The next few days were the most painful. The friend whom I'd come to love was leaving. And, although people in coma's can sometimes hear, they are unable to respond. I was able to pray, and to reassure her of God's promises, that if we call on Him we shall be saved. I once saw what could have been a teardrop, but she could no longer talk to me. My heart was so sad, wondering, "Did she really believe? Did she know God's love and Jesus sacrifice?" On Friday of that week, she was gone. Although it was expected, I'd hoped God would do a miracle of healing. But, His utter kindness is perfect.
Several of her Christian friends, and my husband and I were invited, by the family, to the viewing of the body. We had not realized that this was a ceremony only for family and close friends. We were all a bit hesitant about what we should do, as people were called up to the casket.

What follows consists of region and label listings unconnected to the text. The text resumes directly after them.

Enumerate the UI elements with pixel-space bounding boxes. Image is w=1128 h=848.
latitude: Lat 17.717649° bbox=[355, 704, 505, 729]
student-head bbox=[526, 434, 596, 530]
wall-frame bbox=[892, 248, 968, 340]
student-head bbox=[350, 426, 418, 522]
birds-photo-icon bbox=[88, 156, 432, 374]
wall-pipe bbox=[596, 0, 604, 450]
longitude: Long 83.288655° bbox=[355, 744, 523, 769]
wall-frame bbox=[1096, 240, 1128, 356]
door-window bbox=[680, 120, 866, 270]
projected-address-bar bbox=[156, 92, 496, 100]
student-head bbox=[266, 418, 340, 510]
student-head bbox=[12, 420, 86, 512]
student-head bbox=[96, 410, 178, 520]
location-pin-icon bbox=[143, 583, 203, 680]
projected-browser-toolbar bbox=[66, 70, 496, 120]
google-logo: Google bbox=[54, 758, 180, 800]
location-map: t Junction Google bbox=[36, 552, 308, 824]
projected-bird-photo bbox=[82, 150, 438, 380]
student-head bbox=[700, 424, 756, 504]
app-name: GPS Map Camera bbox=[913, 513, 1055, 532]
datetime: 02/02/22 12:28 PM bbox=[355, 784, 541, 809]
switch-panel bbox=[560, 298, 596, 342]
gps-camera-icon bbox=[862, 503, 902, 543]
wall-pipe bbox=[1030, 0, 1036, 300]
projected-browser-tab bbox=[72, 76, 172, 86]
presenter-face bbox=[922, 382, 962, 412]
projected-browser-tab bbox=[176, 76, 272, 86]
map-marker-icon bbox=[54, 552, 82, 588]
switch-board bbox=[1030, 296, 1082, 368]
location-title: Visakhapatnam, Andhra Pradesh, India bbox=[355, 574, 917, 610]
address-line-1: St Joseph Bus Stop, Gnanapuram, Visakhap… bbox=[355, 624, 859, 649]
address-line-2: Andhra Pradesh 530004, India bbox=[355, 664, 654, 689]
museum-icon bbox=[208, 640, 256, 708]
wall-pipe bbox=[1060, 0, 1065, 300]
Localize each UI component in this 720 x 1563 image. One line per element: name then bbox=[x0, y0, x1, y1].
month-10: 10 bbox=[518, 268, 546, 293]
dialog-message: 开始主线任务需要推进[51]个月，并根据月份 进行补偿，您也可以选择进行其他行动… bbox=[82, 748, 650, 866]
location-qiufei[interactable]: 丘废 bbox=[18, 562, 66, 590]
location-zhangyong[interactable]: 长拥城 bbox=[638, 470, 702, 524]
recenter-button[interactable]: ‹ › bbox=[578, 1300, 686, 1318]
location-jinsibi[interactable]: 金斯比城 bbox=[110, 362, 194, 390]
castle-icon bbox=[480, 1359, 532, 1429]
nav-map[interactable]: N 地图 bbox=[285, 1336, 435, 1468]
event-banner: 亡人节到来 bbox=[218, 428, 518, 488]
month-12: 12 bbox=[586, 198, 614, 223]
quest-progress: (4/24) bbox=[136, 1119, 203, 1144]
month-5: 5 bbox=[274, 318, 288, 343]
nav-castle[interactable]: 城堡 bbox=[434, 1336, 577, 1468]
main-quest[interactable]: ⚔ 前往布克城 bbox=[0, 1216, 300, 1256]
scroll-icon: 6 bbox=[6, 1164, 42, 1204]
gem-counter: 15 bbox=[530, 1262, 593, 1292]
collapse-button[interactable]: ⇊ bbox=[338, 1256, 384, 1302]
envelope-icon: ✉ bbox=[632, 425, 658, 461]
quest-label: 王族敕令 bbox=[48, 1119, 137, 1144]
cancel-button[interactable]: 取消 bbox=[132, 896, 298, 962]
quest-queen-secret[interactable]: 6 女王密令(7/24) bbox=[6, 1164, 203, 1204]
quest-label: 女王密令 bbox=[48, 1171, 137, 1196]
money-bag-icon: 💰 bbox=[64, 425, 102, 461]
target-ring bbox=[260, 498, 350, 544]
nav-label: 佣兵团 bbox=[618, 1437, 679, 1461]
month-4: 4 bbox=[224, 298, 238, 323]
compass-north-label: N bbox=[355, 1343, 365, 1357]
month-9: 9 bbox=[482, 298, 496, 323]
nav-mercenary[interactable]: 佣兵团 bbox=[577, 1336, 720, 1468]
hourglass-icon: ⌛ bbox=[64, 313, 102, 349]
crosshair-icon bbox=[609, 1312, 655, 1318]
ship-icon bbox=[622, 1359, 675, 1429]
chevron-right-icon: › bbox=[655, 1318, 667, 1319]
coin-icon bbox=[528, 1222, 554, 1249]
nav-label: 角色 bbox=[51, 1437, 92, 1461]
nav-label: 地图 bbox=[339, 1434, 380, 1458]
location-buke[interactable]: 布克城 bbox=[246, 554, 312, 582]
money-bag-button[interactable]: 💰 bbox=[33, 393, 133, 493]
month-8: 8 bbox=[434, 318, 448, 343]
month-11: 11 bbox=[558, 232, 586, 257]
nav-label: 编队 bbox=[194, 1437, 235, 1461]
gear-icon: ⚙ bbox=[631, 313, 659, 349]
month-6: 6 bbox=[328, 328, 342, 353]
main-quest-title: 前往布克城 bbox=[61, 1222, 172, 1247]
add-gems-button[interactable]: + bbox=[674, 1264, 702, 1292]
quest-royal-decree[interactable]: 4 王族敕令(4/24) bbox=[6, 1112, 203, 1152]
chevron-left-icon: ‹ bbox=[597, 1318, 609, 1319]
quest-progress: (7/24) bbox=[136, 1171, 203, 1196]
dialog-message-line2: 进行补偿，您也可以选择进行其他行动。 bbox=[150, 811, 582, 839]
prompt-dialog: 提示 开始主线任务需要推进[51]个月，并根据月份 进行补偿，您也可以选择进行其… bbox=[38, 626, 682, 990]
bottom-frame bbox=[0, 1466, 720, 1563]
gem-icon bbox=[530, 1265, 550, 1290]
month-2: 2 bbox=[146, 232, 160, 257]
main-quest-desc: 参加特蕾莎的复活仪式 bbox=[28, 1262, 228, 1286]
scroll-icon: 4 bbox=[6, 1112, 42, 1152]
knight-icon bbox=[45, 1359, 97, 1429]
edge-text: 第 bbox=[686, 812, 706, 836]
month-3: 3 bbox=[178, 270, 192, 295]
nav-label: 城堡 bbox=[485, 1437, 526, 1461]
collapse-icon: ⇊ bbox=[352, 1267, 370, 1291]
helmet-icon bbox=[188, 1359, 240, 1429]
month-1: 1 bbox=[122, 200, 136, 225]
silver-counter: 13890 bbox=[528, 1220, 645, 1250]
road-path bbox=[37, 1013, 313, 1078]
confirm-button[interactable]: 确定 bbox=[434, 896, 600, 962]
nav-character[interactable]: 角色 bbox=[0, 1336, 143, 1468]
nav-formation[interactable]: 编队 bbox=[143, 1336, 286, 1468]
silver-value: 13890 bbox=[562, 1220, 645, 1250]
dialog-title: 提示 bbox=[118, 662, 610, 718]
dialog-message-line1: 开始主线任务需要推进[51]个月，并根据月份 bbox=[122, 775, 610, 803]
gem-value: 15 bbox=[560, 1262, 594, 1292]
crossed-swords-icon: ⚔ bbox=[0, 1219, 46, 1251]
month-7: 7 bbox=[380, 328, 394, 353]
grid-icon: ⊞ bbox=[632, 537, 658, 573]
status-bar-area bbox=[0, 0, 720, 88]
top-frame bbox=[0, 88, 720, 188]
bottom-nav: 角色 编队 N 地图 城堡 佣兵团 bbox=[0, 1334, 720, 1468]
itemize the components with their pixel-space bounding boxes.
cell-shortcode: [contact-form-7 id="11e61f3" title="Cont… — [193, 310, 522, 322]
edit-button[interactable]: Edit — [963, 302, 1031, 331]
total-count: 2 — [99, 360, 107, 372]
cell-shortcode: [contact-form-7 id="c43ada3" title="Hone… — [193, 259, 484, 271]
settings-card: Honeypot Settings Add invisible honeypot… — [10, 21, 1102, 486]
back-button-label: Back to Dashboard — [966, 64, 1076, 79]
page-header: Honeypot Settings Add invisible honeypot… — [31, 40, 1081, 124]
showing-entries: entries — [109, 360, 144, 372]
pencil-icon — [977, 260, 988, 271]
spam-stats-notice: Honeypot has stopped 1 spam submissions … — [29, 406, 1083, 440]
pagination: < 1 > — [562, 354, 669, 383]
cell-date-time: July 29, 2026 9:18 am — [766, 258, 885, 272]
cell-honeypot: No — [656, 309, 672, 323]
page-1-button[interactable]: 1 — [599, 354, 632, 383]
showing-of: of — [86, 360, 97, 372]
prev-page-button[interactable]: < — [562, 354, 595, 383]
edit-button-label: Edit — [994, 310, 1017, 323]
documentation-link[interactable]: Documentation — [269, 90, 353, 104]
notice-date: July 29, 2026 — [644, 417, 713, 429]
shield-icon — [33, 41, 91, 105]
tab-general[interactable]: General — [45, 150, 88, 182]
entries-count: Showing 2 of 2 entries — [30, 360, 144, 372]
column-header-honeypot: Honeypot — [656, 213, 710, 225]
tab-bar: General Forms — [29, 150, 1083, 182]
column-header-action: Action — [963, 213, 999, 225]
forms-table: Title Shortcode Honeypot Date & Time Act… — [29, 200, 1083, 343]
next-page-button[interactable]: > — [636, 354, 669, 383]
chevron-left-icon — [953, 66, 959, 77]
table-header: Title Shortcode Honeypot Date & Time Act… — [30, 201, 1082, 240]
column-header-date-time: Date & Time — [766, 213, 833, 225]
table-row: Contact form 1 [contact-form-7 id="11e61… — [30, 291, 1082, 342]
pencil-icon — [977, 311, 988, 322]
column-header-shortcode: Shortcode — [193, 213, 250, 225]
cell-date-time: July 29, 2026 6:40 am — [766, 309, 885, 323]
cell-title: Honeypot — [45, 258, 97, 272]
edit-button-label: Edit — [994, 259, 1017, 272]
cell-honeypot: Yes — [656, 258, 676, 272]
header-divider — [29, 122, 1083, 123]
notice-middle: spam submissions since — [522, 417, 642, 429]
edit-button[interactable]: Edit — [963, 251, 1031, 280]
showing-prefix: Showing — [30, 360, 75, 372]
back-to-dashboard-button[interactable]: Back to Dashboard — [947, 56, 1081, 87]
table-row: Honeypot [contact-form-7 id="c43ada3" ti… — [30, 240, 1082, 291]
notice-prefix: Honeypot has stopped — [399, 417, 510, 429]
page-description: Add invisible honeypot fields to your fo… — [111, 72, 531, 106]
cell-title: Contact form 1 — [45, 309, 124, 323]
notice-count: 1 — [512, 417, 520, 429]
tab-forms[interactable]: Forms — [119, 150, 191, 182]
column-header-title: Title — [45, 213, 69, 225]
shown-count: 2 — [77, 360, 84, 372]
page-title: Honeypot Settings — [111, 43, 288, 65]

One friend heard someone ask the grandma, “Bah,” why we were there. The grandma said, "Sisters, good Christian friends."
Unknown to me, there lovingly laid in the casket, along with the beautiful saris, was a little pasta angel, put there by her mum.
Because my friend and her mum had enjoyed the children singing at Christmas, they asked if we could bring some children, or adults, to sing at the funeral, the next day. This called, again, for Father to do some arranging. He did. There were five children and nine adults, all ages, even to white hair! I reminded the family that we would be singing Christian songs. That was fine, they assured me, then I was asked if I would introduce her friends and say a few words. I just do crafts!
My friend crossed boundaries. Her best friend was of Muslim faith, and another was Jewish. It was a Hindu funeral, and some of us were Christians. My heart was that the Lord would give me words of comfort, for the family especially, and also for the other folks there. There was not much time, and I remembered how my friend had told me, as we read a verse one day, that it described her; she always had her hands lifted up, crying out to God, everyday, "Help me, help me." I believe He did. She would often ask me why I bothered to keep coming. I would remind her that it was to tell her of God's love for her. I didn't realize, at the time, that she was God's child, a sister, and He was sending us, to reassure her of His love.
The verse I believe God gave me was from Psalm 34 "The Lord is near to the broken hearted, and saves the crushed in spirit. Many are the afflictions of the righteous but the Lord delivers them out of all their troubles. He keeps all his bones not one of them is broken. Evil shall slay the wicked and those who hate the righteous shall be condemned. The Lord redeems the life of his servants none of those who take refuge in Him will be condemned."
The funeral was very beautiful, although painful and sad for me, saying goodbye to a friend I'd grown to love in such a short time. Still not quite sure we were “stuck together for ever.” as she had said. It was a few days later that her neighbor, who had so faithfully prayed with her, told me that she had prayed a prayer of repentance and committed her life to the Lord. What a whoop of joy I gave, knowing we will meet again. We truly are "stuck to each other forever."
God's fingerprints were on everything. But, not until it was over did we see HIS HAND, yet it was there all the time. And, the story hasn't ended yet. God asked me to do crafts with a lady. I was welcomed into her life forever. (YES!)
Author: Linda Wooding. Used with permission from ASSIST News Service.